Menyadari apa yang dipraktikkan selama ini banyak yang salah sehingga bertekad mengubah semuanya mulai dari nol.

Semua sapi yang berjumlah 300 ekor dijual dan mulailah membangun satu unit kandang komunal dan membeli 50 ekor sapi yang benar-benar unggul.

Model itu memberikan kesempatan sapi bergerak bebas dan memilih kandang yang disediakan. Tempat tidur sapi dibuat terpisah dengan alas serbuk gergaji ditambah kapur.

Sistem baru itu sangat menghemat tenaga kerja karena dari pemeliharaan 50 ekor sapi cukup merekrut tiga karyawan, apalagi menggunakan mesin perah portabel.

Model kandang itu membuat sapi lebih sehat dan jarang terjadi mastitis karena ambing sapi saat tidur tidak menyentuh kandang yang terkontaminasi kotoran.

Dengan hijauan berupa jagung beserta tongkolnya yang diproses menjadi silase serta pakan konsentrat pabrikan, produksi susunya rata-rata 17 liter per ekor. Artinya ada juga yang puncak produksinya sampai 35 liter per hari.
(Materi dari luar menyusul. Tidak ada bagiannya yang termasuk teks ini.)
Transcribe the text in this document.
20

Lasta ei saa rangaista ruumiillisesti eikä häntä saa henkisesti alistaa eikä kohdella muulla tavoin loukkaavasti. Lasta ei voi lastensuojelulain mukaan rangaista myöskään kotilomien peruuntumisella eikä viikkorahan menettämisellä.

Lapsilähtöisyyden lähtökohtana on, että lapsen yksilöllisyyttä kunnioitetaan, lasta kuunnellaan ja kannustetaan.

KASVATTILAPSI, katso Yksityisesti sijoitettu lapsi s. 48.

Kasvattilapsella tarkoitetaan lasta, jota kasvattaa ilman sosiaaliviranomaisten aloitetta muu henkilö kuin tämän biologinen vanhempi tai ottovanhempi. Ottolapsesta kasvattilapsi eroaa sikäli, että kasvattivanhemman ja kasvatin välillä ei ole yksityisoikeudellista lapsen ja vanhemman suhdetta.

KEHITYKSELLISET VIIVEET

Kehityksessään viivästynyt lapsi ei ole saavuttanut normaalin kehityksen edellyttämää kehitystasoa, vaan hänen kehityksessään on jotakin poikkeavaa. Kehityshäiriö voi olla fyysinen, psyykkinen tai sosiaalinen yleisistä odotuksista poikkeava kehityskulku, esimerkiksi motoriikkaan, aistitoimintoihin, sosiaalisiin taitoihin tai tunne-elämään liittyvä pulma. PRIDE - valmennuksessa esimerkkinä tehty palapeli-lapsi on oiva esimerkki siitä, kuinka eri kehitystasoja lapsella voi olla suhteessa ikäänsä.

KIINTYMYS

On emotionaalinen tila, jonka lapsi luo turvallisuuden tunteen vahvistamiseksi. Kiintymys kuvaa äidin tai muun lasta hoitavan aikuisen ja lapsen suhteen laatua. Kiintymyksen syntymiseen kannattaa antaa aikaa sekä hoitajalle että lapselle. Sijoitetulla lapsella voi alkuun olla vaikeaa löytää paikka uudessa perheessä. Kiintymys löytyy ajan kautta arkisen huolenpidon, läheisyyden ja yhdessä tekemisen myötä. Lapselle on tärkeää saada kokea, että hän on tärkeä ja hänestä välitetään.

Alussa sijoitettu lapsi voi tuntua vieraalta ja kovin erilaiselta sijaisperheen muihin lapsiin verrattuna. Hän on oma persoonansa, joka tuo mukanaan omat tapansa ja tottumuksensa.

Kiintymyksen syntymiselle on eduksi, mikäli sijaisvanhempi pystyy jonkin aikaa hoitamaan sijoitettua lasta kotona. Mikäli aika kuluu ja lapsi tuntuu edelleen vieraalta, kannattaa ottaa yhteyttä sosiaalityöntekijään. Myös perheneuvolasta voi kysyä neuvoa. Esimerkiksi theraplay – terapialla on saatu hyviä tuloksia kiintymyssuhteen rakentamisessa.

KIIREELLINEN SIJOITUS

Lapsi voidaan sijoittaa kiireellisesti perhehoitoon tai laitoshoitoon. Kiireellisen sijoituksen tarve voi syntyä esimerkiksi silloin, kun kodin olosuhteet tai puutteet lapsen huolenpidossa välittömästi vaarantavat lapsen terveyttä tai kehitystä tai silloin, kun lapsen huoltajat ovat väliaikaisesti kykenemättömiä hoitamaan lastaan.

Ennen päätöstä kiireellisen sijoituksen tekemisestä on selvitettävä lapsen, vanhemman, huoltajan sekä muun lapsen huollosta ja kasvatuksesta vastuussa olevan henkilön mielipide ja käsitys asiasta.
Yang menarik Dede melakukan kontrak penyediaan tanaman jagung beserta tongkol jagung dengan petani di sekitar Bandung. Harga kontrak tanaman jagung itu Rp850 per kilogram sampai di lokasi peternakan. Dede yang juga petani bunga itu mengaku menyiapkan stok tanaman jagung sampai dua bulan ke depan.

Manajemen usaha yang baik membuat hasil produksi susu peternakan Dede, selalu mempunyai kadar lemak minimal empat persen dan protein minimal delapan persen. Wajar Frisian Flag selalu membeli susu dari Dede di harga Rp6.000 per liter.

Karena itu dia mengajak semua peternak meniru model usaha seperti miliknya. Gal itu dilakukan dengan pronsop, kalau dia bisa maju, maka semua peternak juga harus bisa maju.